The difference between our arguments and Mr. Scheuer’s is that while we argue that soft power alone cannot be the basis of India’s engagement in Afghanistan, Mr. Scheuer argues that no Indian influence — whether soft or hard — is acceptable in Afghanistan.  Given the obvious implications of a security vacuum in Afghanistan to India’s internal security, such a position is not only untenable but unacceptable.

Mr. Scheuer is right that Indian interests in Afghanistan will be increasingly targeted once U.S. and NATO forces leave.  However, the  solution to this is not for India to flee from the scene, with tail firmly between its legs.  India must counter Pakistani influence by working with like-minded countries, such as Russia and Iran and yes, even the U.S. to deny ground to the Wahhabi brigade that turned Afghanistan into a festering swamp of extremism in the ’90s.

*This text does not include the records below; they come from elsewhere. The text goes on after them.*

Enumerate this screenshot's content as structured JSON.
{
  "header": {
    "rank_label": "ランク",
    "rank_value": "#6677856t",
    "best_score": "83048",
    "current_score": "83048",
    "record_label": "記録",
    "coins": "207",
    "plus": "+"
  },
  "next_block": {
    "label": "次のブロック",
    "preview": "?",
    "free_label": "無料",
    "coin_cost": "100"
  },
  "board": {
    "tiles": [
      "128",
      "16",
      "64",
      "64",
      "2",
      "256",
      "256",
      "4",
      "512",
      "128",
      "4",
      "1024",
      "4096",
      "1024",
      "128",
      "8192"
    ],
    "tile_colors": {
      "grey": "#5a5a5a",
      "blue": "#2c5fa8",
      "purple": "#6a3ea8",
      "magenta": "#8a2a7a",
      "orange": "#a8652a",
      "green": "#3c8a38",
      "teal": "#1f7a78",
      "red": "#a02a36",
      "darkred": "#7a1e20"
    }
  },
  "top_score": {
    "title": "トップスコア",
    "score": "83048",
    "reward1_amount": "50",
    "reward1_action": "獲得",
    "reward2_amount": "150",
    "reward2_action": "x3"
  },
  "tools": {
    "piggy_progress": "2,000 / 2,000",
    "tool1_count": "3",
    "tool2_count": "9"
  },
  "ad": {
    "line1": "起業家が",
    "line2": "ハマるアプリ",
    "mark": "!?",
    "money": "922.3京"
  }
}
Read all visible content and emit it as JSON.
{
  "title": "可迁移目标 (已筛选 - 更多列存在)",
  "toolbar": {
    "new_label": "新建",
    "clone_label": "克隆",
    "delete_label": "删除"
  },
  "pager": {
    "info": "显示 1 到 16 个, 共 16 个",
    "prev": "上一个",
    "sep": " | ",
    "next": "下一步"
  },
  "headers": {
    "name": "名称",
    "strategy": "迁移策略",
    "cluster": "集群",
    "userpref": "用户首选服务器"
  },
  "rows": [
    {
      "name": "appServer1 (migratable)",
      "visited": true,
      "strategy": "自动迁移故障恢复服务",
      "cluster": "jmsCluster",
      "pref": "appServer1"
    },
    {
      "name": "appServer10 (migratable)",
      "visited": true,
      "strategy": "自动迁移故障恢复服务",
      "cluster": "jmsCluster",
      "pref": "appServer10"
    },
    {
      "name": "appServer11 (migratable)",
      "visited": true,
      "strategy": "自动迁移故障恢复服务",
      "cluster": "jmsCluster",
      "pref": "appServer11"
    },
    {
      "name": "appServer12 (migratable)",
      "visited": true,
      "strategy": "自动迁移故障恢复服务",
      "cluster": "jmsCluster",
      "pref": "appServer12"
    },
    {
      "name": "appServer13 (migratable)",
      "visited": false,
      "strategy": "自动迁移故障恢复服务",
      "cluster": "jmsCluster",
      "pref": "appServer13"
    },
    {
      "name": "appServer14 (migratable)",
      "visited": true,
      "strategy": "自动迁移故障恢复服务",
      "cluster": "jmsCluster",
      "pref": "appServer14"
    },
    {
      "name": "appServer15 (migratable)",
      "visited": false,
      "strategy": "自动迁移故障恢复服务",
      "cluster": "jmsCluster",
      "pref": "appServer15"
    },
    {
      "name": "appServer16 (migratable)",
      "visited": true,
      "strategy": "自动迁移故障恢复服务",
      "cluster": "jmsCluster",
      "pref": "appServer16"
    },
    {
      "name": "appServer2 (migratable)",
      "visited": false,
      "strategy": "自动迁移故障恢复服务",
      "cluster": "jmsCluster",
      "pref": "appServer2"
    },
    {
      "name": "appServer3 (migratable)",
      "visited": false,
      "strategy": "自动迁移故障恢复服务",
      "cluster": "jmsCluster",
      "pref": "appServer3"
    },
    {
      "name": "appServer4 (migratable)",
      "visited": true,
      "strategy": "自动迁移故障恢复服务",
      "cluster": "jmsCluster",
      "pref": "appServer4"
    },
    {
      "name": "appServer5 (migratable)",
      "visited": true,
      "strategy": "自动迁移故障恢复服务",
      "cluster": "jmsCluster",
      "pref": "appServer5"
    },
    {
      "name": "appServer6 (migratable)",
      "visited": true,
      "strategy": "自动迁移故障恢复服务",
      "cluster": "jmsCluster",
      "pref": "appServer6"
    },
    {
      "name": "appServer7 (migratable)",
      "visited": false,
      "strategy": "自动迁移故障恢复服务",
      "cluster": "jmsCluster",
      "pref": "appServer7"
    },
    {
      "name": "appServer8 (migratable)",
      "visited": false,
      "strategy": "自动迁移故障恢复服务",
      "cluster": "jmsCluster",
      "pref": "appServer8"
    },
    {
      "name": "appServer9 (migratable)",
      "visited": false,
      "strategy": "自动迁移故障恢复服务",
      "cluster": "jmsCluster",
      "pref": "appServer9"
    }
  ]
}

Finally, perhaps the biggest mistake Mr. Scheuer commits in his article is trying to rationalize the Pakistani establishment’s deliberate irrationality.  While on the one hand articulating Pakistan’s hysteria with great clarity, he almost inexplicably accepts this institutional irrationality as valid, and appears irritated that India does not.

Let us be clear — India’s actions in Afghanistan have as much to do with its desire to help rebuild a war-ravaged nation as they do with mitigating national security risks.  India need not apologize — to anyone — nor back down from doing everything it can to protect its people and its interests.  Now Pakistan’s interests may be incompatible with this, but that’s unsurprising, given that the Pakistan military-jihadi complex’s position is antithetical to the existence of India.  Giving credence to such irrational positions is an exercise in appeasement that will come back to haunt the rest of the world and India.